This report summarizes recurring themes and lyrical motifs identified within a subset of The Beatles' songs, based on partial lyric excerpts and thematic analysis. It highlights central motifs including love, despair, nature, perception, and spirituality. Within the available data, the Beatles' lyrics appear to evolve from straightforward romantic and personal subjects toward more poetic and abstract reflections featuring pastoral imagery, meditative spirituality, and occasional experimental playfulness. Some instances suggest darker emotional content and hints of social commentary, though these are less well represented in the data.
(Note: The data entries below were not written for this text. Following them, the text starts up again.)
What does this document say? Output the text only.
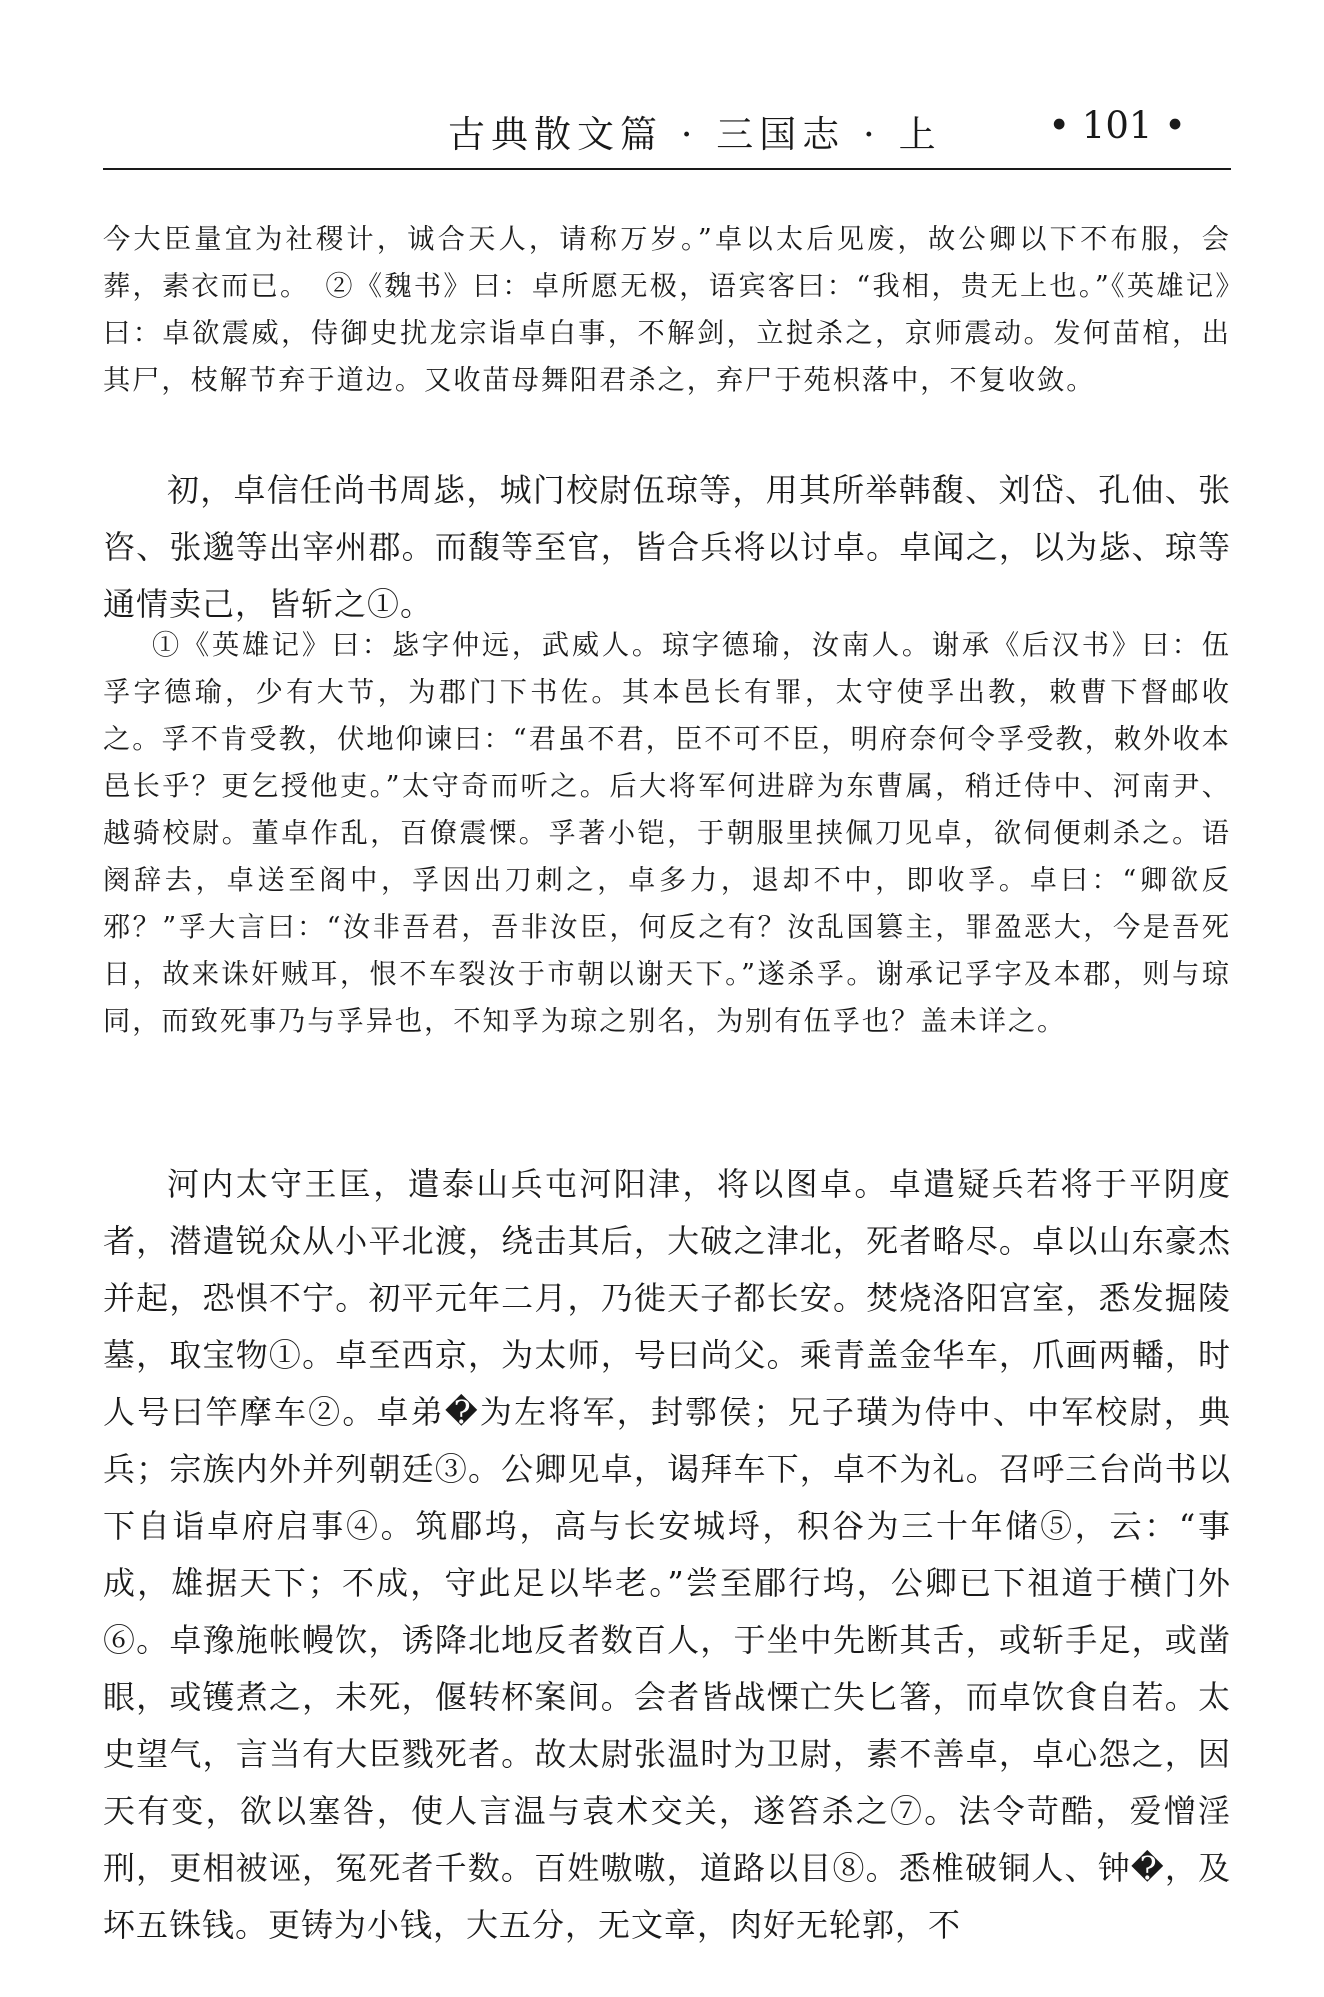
古典散文篇 · 三国志 · 上	• 101 •

今大臣量宜为社稷计，诚合天人，请称万岁。”卓以太后见废，故公卿以下不布服，会葬，素衣而已。　②《魏书》曰：卓所愿无极，语宾客曰：“我相，贵无上也。”《英雄记》曰：卓欲震威，侍御史扰龙宗诣卓白事，不解剑，立挝杀之，京师震动。发何苗棺，出其尸，枝解节弃于道边。又收苗母舞阳君杀之，弃尸于苑枳落中，不复收敛。

初，卓信任尚书周毖，城门校尉伍琼等，用其所举韩馥、刘岱、孔伷、张咨、张邈等出宰州郡。而馥等至官，皆合兵将以讨卓。卓闻之，以为毖、琼等通情卖己，皆斩之①。

①《英雄记》曰：毖字仲远，武威人。琼字德瑜，汝南人。谢承《后汉书》曰：伍孚字德瑜，少有大节，为郡门下书佐。其本邑长有罪，太守使孚出教，敕曹下督邮收之。孚不肯受教，伏地仰谏曰：“君虽不君，臣不可不臣，明府奈何令孚受教，敕外收本邑长乎？更乞授他吏。”太守奇而听之。后大将军何进辟为东曹属，稍迁侍中、河南尹、越骑校尉。董卓作乱，百僚震慄。孚著小铠，于朝服里挟佩刀见卓，欲伺便刺杀之。语阕辞去，卓送至阁中，孚因出刀刺之，卓多力，退却不中，即收孚。卓曰：“卿欲反邪？”孚大言曰：“汝非吾君，吾非汝臣，何反之有？汝乱国篡主，罪盈恶大，今是吾死日，故来诛奸贼耳，恨不车裂汝于市朝以谢天下。”遂杀孚。谢承记孚字及本郡，则与琼同，而致死事乃与孚异也，不知孚为琼之别名，为别有伍孚也？盖未详之。

河内太守王匡，遣泰山兵屯河阳津，将以图卓。卓遣疑兵若将于平阴度者，潜遣锐众从小平北渡，绕击其后，大破之津北，死者略尽。卓以山东豪杰并起，恐惧不宁。初平元年二月，乃徙天子都长安。焚烧洛阳宫室，悉发掘陵墓，取宝物①。卓至西京，为太师，号曰尚父。乘青盖金华车，爪画两轓，时人号曰竿摩车②。卓弟�为左将军，封鄠侯；兄子璜为侍中、中军校尉，典兵；宗族内外并列朝廷③。公卿见卓，谒拜车下，卓不为礼。召呼三台尚书以下自诣卓府启事④。筑郿坞，高与长安城埒，积谷为三十年储⑤，云：“事成，雄据天下；不成，守此足以毕老。”尝至郿行坞，公卿已下祖道于横门外⑥。卓豫施帐幔饮，诱降北地反者数百人，于坐中先断其舌，或斩手足，或凿眼，或镬煮之，未死，偃转杯案间。会者皆战慄亡失匕箸，而卓饮食自若。太史望气，言当有大臣戮死者。故太尉张温时为卫尉，素不善卓，卓心怨之，因天有变，欲以塞咎，使人言温与袁术交关，遂笞杀之⑦。法令苛酷，爱憎淫刑，更相被诬，冤死者千数。百姓嗷嗷，道路以目⑧。悉椎破铜人、钟�，及坏五铢钱。更铸为小钱，大五分，无文章，肉好无轮郭，不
The report also notes limitations due to incomplete lyric coverage and partial contextual information.

# Key Themes

- **Love and Relationships**
  The lyrics reviewed often explore romantic love ranging from joyful discovery (e.g., "I've just seen a face" cited in research notes) to emotional conflict and distance (e.g., "You have changed your mind"). There are philosophical reflections as well, such as the line "Love is old, love is new," implying a broad meditation on love's nature.

- **Despair, Loneliness, and Emotional Burden**
  Some excerpts contain expressions of alienation and distress, including phrases like "Feel so suicidal," and "I'm lonely," as well as references to enduring emotional weight ("Boy, you're gonna carry that weight a long time"), indicating recurring motifs of internal struggle.

- **Nature and Cosmic Identity**
  Pastoral and natural imagery appears frequently (e.g., "Mother Nature's son," "Blackbird singing in the dead of night"), often symbolizing peace or spiritual reflection. Cosmic metaphors such as "I am of the Universe" suggest themes extending beyond the personal.

- **Perception and Communication**
  Recurrent calls for understanding and recognition (e.g., "Tell me what you see," "Open up your eyes now") highlight desires for emotional connection and validation.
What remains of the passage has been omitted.